Courtenay, I don't even think it was the German translator's fault. The translator gets hired by the publisher, but before that I assume somebody higher up at the publishing house reads the book in question at first in English, because severe changes from original books were a common thing at German publishing houses which I already noticed before I had access to the Internet.Courtenay wrote:I know I keep saying this, but I do believe that if a translator can't simply translate what the original author actually wrote (or as near to it as possible), they should just leave it alone... Honestly, a lot of these Blyton translators sound like they have even less respect for the integrity of her work than the editors in 2010 who rewrote (and dumbed down) the Famous Five!!
In September 1994 on a trip to Canada, I bought "The Kennedy Women" by Laurence Leamer which just was published in the US. Back at home a friend told me that Bertelsmann is already working on the German translation. I received the German version for Christmas 1994 and had the chance to compare both books.
The German version has only 50 pics (the US version has 85) which would not have been that bad, had Bertelsmann decided to include the more interesting photos of not so well known Kennedy relatives. But they decided to publish the pics that every Kennedy aficionado already has seen a thousand times and left out the interesting pics of lesser known relatives which are only contained in the US version.
Bertelsmann shortened the genealogy/family tree pages from 9 to 2 pages.
Both books have about the same size and the same font. Nevertheless the German book has only 850 pages, the US version more than 1.000 pages.
This was not one isolated instant, I noticed the same with French author Régine Desforges (The Blue Bicycle), Judith Michael and very extreme with "Charm School" from Nelson DeMille where more than 100 pages are missing from the English original text (I read both versions parallel and wrote down what is missing).

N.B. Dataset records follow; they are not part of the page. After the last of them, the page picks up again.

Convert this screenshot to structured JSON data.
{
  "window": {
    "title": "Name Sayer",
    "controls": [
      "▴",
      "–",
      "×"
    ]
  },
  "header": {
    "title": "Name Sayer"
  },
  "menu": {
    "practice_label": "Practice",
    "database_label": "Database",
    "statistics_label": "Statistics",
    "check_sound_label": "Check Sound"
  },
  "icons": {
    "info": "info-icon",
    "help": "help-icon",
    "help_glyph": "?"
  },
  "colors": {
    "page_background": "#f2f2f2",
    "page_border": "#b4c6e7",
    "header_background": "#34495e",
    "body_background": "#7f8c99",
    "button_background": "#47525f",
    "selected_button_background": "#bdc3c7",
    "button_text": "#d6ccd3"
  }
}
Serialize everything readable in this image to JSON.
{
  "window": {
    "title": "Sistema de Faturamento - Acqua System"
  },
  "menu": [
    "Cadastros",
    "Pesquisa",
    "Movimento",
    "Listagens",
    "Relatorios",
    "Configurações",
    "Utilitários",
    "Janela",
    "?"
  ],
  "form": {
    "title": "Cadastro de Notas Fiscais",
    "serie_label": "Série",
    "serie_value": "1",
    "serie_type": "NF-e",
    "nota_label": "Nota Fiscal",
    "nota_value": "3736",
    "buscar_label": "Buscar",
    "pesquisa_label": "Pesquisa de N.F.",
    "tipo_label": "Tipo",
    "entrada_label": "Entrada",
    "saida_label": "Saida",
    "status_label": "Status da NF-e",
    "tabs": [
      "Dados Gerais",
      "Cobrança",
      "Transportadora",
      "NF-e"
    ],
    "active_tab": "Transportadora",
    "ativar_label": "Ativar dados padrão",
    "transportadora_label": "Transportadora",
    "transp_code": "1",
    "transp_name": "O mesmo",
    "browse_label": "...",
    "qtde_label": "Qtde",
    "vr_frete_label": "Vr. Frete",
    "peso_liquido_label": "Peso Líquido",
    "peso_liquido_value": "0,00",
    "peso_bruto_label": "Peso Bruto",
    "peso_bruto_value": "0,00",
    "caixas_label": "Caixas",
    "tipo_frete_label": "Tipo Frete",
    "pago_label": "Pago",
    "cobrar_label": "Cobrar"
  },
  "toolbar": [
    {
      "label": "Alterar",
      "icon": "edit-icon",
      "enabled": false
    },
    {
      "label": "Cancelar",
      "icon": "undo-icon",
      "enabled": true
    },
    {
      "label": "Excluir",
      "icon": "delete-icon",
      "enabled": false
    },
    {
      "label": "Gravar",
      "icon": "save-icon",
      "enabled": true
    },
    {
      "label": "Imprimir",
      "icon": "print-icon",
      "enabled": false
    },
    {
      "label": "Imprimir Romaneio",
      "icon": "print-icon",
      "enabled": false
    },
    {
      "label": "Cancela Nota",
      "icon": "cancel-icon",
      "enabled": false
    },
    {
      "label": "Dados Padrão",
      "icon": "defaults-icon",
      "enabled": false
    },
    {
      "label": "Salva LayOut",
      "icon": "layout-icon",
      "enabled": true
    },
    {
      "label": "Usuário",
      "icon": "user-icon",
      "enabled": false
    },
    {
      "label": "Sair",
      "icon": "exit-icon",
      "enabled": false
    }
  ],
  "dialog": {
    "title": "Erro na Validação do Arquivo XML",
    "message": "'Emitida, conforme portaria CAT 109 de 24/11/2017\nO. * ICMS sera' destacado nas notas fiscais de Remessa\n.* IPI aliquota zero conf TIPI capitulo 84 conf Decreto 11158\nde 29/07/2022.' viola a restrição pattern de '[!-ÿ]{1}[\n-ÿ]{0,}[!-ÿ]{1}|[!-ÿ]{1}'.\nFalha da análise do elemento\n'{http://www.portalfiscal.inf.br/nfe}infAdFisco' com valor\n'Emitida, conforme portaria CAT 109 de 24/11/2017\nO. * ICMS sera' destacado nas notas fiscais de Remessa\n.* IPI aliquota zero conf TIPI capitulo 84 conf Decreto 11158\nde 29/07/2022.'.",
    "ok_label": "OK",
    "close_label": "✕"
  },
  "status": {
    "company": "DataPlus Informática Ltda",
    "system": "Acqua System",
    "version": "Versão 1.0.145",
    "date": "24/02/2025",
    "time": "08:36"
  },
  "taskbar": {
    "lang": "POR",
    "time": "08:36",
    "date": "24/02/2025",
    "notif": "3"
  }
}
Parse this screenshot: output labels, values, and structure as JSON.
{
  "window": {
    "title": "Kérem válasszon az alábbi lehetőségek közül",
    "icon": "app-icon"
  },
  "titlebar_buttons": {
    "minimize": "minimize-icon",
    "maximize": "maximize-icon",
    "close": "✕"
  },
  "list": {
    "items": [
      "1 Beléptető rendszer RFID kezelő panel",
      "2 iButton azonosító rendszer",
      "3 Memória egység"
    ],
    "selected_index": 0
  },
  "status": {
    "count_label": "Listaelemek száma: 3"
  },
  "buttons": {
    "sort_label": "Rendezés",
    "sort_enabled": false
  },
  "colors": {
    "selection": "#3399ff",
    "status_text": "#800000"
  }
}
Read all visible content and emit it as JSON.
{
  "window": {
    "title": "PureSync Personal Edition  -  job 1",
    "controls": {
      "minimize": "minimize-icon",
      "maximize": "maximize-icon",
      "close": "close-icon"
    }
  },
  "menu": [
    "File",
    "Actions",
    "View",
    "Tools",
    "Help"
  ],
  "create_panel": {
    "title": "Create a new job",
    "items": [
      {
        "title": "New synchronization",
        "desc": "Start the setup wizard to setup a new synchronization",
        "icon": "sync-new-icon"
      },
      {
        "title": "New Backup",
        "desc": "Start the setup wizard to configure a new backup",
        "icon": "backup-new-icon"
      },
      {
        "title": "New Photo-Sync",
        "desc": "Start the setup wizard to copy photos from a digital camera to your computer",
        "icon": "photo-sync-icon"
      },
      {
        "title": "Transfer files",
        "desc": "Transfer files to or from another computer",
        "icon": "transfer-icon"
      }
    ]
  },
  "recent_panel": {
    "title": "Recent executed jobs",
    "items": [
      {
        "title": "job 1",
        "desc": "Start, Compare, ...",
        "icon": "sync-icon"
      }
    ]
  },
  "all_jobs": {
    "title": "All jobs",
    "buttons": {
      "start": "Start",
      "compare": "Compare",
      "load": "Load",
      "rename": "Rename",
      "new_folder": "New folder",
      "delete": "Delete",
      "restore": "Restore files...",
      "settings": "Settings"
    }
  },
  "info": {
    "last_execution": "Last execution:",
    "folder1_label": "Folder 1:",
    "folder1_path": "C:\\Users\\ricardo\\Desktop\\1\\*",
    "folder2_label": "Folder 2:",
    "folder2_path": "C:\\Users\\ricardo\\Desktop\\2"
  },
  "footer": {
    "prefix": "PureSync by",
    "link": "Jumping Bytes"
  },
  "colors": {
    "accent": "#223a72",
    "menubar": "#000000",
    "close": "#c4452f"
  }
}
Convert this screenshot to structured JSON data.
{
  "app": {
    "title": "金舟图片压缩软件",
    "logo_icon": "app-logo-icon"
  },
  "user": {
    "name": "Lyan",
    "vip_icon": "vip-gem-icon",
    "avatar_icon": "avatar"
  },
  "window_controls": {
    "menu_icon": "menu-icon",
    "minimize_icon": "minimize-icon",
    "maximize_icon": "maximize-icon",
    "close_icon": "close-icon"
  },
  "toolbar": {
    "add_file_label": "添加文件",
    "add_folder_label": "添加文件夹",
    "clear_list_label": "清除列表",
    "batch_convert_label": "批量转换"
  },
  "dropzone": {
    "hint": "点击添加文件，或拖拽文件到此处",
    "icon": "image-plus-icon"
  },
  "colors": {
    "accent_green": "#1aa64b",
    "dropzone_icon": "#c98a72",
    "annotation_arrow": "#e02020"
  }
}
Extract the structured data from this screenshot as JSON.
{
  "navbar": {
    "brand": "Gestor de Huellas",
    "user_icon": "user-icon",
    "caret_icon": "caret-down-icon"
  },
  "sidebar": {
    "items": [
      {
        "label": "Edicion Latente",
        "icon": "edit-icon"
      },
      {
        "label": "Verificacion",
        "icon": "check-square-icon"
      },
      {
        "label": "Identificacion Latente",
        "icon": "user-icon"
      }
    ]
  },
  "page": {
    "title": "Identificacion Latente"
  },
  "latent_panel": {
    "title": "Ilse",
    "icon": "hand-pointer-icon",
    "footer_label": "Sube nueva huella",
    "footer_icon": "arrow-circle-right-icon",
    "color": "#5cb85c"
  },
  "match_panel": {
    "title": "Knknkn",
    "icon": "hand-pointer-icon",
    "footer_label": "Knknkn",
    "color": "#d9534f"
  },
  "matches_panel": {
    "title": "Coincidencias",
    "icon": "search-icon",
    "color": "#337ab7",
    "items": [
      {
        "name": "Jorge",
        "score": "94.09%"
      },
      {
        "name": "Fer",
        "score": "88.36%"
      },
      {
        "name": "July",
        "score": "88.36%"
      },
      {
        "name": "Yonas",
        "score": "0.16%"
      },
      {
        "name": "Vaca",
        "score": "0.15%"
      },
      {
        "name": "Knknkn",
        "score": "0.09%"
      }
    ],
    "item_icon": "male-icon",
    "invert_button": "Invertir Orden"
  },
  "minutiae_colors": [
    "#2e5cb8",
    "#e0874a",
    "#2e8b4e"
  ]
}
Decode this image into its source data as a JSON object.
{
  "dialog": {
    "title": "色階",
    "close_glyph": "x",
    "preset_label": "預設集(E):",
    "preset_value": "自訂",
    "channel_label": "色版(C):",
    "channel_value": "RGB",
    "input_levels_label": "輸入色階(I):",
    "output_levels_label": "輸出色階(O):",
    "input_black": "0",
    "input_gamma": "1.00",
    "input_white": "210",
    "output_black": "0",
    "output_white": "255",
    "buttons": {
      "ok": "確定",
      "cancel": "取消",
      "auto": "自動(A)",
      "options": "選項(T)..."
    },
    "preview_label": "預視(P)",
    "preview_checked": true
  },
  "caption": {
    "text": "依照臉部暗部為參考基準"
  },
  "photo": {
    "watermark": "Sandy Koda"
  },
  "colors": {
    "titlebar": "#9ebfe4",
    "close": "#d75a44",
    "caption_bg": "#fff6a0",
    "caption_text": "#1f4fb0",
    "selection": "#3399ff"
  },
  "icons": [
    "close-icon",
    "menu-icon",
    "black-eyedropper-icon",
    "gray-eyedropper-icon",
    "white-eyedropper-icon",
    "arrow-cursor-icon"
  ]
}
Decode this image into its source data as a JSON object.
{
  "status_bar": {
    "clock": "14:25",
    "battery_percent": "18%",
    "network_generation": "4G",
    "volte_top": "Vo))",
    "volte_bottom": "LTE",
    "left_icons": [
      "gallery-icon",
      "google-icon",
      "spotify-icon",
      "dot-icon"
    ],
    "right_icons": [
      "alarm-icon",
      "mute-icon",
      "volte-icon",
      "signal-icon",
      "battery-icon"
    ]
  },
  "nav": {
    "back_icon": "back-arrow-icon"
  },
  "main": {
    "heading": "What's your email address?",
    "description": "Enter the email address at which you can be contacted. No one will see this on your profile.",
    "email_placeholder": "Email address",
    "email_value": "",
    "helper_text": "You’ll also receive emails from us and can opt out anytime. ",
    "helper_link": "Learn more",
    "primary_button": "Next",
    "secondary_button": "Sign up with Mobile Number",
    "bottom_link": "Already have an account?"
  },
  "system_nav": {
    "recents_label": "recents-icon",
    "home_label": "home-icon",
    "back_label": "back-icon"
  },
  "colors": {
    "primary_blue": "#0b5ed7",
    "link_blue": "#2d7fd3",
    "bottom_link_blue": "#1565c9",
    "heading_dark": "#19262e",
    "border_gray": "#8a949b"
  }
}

Many German readers complained in amazon.de about these butchered translations, but the German publishing houses just don't care.
There should be a law that books have to be translated in their entirety and not just fragments.
Sorry, but this is a topic where I get really passionate.
Back to EB. Bertelsmann most likely made the translator merge both book series and maybe even gave them orders to stay below a certain amount of pages.
Or the German editor didn't care for Prince Paul. Unfortunately I have no clue what really happened.
We might never find out.
But I'm convinced that EB must have been Bertelsmann's best selling children's book author # 1.
Maybe way back in the 1960's the German publishing houses still tried to make it easier to read for a young German readership, so they decided to skip Prince Paul instead of widening their (the German children's) horizons?
Same goes for Bluechert who published the Famous Five, before Bertelsmann took them over (unfortunately I don't know anything about how and why that happened, but in case Wolfgang or Tony know more, please tell me about it) and for Erika Klopp Verlag (Adventure series, FFO & Dog series). I noticed several slight changes and left out sentences in the German translations from the Adventure series.
All three German publishing houses have one frustrating thing in common: they did publish the EB books with much less illustrations than in the British old, original hardcovers.
I found that out in 1981 when I bought all 8 Adventure series books in hardcover at Foyle's in London.
Then a few years ago I compared my English hardcovers of the Famous Five series with my German hardcovers and they had done the same. Often 20+ Soper illustrations are missing.
Erika Klopp Verlag had their own illustrator for the FFO & Dog translations. But they kept a certain amount per Adventure book of the Stuart Tresilian illustrations.
Sorry, this has gotten much longer than intended.